Dans la nuit, il a arraché son PICCline, je n'ai pu que le constater lorsque j'ai dû lui remettre sa lunette d'oxygène qu'il avait retirée par sept ou huit fois... et dans la journée encore, deux fois le matin, une fois devant le médecin où finalement il s'étouffe fortement et une autre fois du temps que j'étais penchée sur l'ordinateur.
Tout cela sans trêve, ni repos, il cause même dans son sommeil. Un grand soleil éclabousse la véranda.
Le docteur remplaçant que j'aime et estime tout particulièrement vient le visiter. Il ne peut que constater la dégradation de son état de santé. Il attend le résultat de la réunion d'hier après-midi avec 'Betek Pen'. Comme je lui dis mon souci qu'il ait arraché le PICC line, il me dit qu'ils lui feront les doses de morphine en piqûre sous cutanée. Il remplace le médicament pour la prostate, donc nous devrons le changer. Il me confie qu'il attend l'appel de 'Betek-Pen'. Puis il nous quitte.
J'ai téléphoné à l'assistante sociale de 'Betek Pen', et une infirmière du réseau m'appelle pour me demander si nous serions d'accord pour une hospitalisation en soins palliatifs à l'hôpital de Douarnenez. Le médecin remplaçant et celui des soins palliatifs seraient d'accord pour une hospitalisation de deux jours, jeudi et vendredi. Elle me laisse un peu de temps pour réfléchir. J'en parle à Maurice, il est tout de suite d'accord, il n'en peut plus de cette souffrance extrême, il veut être soulagé, il veut que son martyr, son supplice se termine. Je dois fournir au service la toute dernière ordonnance et aussi les vœux de Maurice pour ne recevoir aucun acharnement thérapeutique, le Droit de mourir dans la dignité.
Jean-François, l'infirmier arrive et nous lui parlons de tout cela. Le médecin a changé son remède pour la prostate et il va le chercher à la pharmacie.
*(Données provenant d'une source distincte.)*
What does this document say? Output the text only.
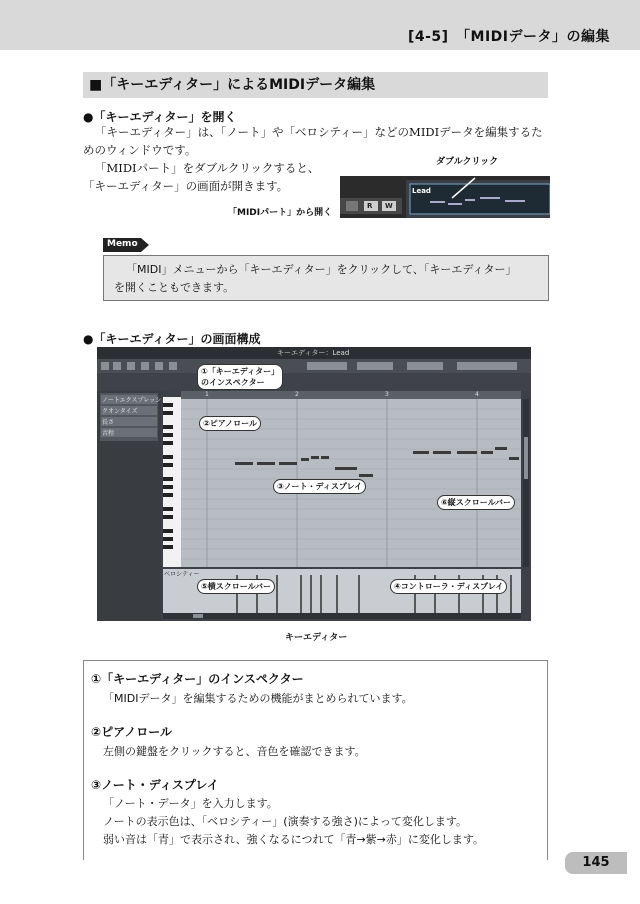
[4-5]　「MIDIデータ」の編集
■「キーエディター」によるMIDIデータ編集
●「キーエディター」を開く
「キーエディター」は、「ノート」や「ベロシティー」などのMIDIデータを編集するた
めのウィンドウです。
「MIDIパート」をダブルクリックすると、
「キーエディター」の画面が開きます。
「MIDIパート」から開く
ダブルクリック
Lead
R W
Memo
「MIDI」メニューから「キーエディター」をクリックして、「キーエディター」
を開くこともできます。
●「キーエディター」の画面構成
キーエディター：Lead
ノートエクスプレッション
クオンタイズ
長さ
音程
1	2	3	4
ベロシティー
①「キーエディター」
のインスペクター
②ピアノロール
③ノート・ディスプレイ
⑥縦スクロールバー
⑤横スクロールバー	④コントローラ・ディスプレイ
キーエディター
①「キーエディター」のインスペクター
「MIDIデータ」を編集するための機能がまとめられています。
②ピアノロール
左側の鍵盤をクリックすると、音色を確認できます。
③ノート・ディスプレイ
「ノート・データ」を入力します。
ノートの表示色は、「ベロシティー」(演奏する強さ)によって変化します。
弱い音は「青」で表示され、強くなるにつれて「青→紫→赤」に変化します。
145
Il revient pour le mettre dans le pilulier. Puis il se retire.
Le médecin me rappelle. Je trouverai demain dans la boîte aux patients un bon de transport et l'ordonnance pour l'hôpital.
L'état de Maurice est critique, son cerveau en ébullition. Après les soins, il se met à parler tout seul sans s'énerver comme s'il parlait au téléphone à un ami et cela dure des heures.
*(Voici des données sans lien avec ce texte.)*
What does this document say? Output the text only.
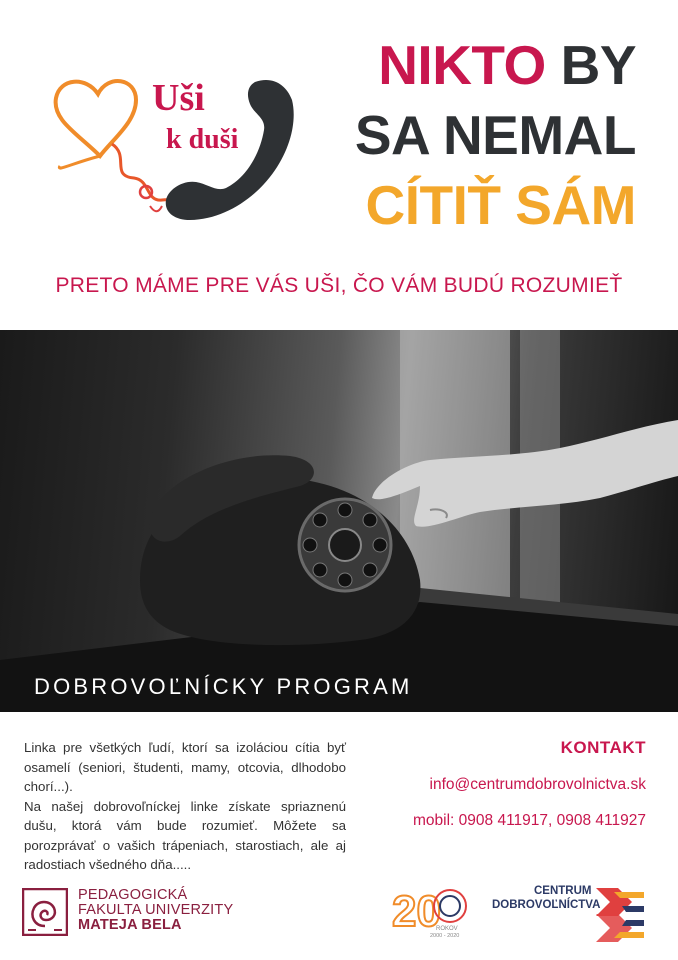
Uši
k duši
NIKTO BY
SA NEMAL
CÍTIŤ SÁM
PRETO MÁME PRE VÁS UŠI, ČO VÁM BUDÚ ROZUMIEŤ
DOBROVOĽNÍCKY PROGRAM

Linka pre všetkých ľudí, ktorí sa izoláciou cítia byť osamelí (seniori, študenti, mamy, otcovia, dlhodobo chorí...).

Na našej dobrovoľníckej linke získate spriaznenú dušu, ktorá vám bude rozumieť. Môžete sa porozprávať o vašich trápeniach, starostiach, ale aj radostiach všedného dňa.....

KONTAKT
info@centrumdobrovolnictva.sk
mobil: 0908 411917, 0908 411927
PEDAGOGICKÁ
FAKULTA UNIVERZITY
MATEJA BELA	20
ROKOV
2000 - 2020
CENTRUM
DOBROVOĽNÍCTVA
Le moment du repas arrive. Je lui demande ce qui lui ferai plaisir. Il me réclame deux œufs durs et un peu de riz au lait. C'est étonnant qu'il me comprenne pour le repas, car le reste du temps quoi que je lui dise, quoi que je lui demande il n'est plus là... il continue de parler dans le vide très fort de tout et de rien. Il ne parvient plus à saisir ce que je lui tends... c'est curieux, on dirait qu'il ne voit plus !
Cet après-midi, il se tenait cramponné à deux mains sur la potence car il voyait son lit tomber et s'écarter. Lorsque je venais vers lui, il me disait :
–Fais attention il y a un trou, tu vas tomber, tu vas tomber !
Quand je lui expliquais que non, il ne me croyait pas et j'avais tort ! Il ne supporte pas que je dise le contraire et lui énonce la vérité. Pour conclure, il n'est plus là ! Depuis ce matin, il n'arrive pas à comprendre qu'il est dans son lit, il tente même de se lever et il s'aperçoit très vite qu'il ne le peut pas. Il enrage.
Son esprit se trouve altéré, très confus, ses propos totalement déconnectés, embrouillés, en tous sens. Où tout cela va-t-il nous mener ?
La prochaine nuit s'annonce hyper difficile, je peux m'accrocher ! Je vais rester dans le fauteuil comme la nuit dernière et au matin je tâcherai de retrouver mon lit.
Cet après-midi entre deux occupations, j'ai pu transmettre deux de mes écrits ' Ils se noient... là' et 'Alep, ton cri monte au ciel' (texte qui avait été lu à la marche 'des lampes dans la nuit de l'indifférence') sur le site 'De l'humain pour les migrands' de Jean Leynoz.